El gremio de La Bancaria decidió suspender la media de fuerza prevista para el miércoles 14 de septiembre, después de conocía la sentencia del tribunal de Concepción, que dio por prescripta la acción penal privada en contra de Cecilia  Sánchez Blas por el delito de injurias.

La Justicia dicta la prescripción de la causa contra la secretaria general de La Bancaria

El gremio levantó la medida, para el miércoles, pero el viernes convocó a una asamblea de delegados para analizar los pasos a seguir. Es que la sentencia no dejó confirme al gremio.

"No se obtuvo una sentencia con fundamentos referidos a la libertad sindical ni a la violencia de género.

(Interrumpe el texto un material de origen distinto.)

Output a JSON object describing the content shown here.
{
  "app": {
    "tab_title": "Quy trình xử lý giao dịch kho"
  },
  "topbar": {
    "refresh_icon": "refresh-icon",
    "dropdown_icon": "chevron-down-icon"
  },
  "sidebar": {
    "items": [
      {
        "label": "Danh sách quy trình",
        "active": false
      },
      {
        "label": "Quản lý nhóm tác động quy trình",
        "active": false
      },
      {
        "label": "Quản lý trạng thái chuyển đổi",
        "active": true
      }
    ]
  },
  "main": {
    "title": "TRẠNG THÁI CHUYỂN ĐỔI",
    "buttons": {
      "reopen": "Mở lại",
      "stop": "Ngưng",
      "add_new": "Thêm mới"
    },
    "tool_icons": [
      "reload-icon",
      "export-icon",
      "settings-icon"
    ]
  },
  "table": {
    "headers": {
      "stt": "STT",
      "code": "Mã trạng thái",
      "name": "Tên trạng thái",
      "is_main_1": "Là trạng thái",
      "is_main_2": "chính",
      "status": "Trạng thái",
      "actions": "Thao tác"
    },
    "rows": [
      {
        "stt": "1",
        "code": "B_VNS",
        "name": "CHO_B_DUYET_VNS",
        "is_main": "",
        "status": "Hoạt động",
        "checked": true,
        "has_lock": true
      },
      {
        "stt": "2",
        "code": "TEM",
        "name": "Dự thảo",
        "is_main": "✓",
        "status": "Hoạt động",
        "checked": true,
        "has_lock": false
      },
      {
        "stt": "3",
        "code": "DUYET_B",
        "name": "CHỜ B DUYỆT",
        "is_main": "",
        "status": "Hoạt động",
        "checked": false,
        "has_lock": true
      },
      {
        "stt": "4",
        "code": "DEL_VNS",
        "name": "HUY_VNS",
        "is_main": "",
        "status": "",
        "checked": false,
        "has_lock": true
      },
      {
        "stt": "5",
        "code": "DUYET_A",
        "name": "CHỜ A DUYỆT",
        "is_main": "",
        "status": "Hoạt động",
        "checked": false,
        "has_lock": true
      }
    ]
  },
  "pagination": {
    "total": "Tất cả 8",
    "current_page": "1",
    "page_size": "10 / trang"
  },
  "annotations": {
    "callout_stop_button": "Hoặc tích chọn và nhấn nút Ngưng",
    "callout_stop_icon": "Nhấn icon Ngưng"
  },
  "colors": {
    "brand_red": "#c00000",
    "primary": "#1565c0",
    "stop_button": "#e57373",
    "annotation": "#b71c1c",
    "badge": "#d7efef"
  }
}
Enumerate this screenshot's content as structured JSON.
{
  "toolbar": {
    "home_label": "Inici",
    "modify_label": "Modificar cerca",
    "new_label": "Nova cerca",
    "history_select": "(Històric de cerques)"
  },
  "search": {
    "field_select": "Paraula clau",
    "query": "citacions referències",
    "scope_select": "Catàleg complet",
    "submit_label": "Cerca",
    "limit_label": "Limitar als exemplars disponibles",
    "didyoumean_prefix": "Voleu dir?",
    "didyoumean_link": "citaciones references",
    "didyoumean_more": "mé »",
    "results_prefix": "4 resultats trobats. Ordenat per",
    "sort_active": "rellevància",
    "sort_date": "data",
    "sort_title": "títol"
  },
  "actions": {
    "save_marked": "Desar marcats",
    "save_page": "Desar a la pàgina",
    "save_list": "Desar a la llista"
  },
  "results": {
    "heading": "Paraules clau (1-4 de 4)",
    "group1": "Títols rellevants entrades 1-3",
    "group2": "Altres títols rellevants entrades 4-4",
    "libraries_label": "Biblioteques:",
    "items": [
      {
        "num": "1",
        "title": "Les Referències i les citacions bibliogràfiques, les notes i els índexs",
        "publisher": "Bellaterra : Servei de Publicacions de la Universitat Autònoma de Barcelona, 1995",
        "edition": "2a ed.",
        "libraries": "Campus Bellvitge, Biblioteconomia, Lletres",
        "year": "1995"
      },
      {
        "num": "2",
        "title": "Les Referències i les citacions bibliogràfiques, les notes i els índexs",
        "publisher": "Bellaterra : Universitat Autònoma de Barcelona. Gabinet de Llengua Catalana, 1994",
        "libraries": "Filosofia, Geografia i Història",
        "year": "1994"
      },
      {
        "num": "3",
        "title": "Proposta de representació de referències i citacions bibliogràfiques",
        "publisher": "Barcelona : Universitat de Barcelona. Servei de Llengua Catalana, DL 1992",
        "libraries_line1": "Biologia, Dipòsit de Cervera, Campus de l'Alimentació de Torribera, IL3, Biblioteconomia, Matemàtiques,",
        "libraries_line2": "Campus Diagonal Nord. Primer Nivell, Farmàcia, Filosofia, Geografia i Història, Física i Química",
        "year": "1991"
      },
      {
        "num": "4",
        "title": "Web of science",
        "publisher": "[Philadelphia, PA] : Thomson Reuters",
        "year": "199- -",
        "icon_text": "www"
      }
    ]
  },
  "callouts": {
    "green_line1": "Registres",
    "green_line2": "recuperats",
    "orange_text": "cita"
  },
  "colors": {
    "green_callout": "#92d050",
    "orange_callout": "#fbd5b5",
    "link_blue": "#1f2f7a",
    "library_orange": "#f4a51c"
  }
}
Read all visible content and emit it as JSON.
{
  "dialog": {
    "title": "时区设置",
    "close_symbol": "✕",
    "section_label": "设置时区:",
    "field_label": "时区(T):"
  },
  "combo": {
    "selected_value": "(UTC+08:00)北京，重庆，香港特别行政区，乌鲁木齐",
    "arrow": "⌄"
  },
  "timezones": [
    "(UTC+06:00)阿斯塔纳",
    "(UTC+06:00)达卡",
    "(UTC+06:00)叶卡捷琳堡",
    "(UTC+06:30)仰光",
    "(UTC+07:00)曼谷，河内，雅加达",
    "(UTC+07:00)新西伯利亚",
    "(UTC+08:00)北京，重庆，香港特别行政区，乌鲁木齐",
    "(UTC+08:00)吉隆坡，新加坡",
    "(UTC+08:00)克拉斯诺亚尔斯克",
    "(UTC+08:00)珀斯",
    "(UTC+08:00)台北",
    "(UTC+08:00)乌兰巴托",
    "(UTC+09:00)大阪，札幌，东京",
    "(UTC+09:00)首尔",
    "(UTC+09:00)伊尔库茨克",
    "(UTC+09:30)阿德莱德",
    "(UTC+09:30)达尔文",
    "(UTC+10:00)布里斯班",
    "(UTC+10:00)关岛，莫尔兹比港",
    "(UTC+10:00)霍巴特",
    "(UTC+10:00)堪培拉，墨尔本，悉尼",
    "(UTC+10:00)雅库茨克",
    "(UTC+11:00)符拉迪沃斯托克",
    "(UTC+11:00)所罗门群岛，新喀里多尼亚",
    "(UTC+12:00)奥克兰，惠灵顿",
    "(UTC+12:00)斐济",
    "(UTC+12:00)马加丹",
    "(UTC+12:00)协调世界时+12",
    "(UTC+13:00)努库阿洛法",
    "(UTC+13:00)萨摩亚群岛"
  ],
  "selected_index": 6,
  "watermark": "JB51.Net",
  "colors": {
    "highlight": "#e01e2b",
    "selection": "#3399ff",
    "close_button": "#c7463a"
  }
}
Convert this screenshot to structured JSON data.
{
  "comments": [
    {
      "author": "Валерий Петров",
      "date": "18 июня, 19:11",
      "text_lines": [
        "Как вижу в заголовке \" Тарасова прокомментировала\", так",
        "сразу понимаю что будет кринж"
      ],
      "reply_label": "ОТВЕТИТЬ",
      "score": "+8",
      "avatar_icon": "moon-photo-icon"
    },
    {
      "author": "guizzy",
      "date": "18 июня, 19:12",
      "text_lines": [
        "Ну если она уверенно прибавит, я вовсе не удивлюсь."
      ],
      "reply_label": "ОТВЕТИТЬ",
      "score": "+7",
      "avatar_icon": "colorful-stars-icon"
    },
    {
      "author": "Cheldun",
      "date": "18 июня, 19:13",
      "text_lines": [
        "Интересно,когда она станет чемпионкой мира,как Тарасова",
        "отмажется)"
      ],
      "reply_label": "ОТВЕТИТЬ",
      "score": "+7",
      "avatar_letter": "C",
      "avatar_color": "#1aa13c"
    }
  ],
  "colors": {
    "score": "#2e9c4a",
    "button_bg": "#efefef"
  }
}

No se tuvo en cuenta los orígenes de la denuncia ni de quién denunciaba, no se tuvo en cuenta que nuestra Secretaria General actuó en defensa de una compañera violentada y fue in justamente acusada", dice un comunicado firmado por Carlos Cisneros, Secretario Nacional y por la misma Cecilia Sánchez Blas, Secretaria General en Tucumán.

"El Poder Judicial de la ciudad de Concepción carece totalmente de perspectiva de género. Prefiere sobreseer por extinción de la acción antes que dejar sentado un precedente que sirva a todas las mujeres que a diario sufren violencia laboral y de género", añaden.

La causa

En octubre de 2006, una empleada de la sucursal de Concepción de la Caja Popular de Ahorros presentó una denuncia policial contra el gerente de la entidad, Facundo Arias, por acoso sexual.

A partir de entonces, y hasta 2017, se sucedieron, por parte de la empleada, una serie de quejas administrativas y denuncias. En 2006, las autoridades de la Caja Popular disponen el traslado de Arias hacia la casa central de la entidad. En 2014, sin embargo, el entonces interventor Armando Cortalezzi decide que regrese a sede de Concepción.

El 1 de agosto de ese año, la empleada presenta una nueva queja administrativa. Acto que se repite el 25 de julio de 2017, cuando lo denuncia por acercamiento, abuso de autoridad, daños y humillación pública. De acuerdo a fuentes de "La Bancaria", ni se realizó la investigación administrativa, ni Arias fue rotado.

Ese mismo día, la empleada asienta una denuncia en la Oficina de Violencia Doméstica, que emite una medida cautela de restricción de acercamiento para Arias. El 4 de agosto de ese año, las autoridades de la Caja Popular envían a Arias a la sucursal de Aguilares.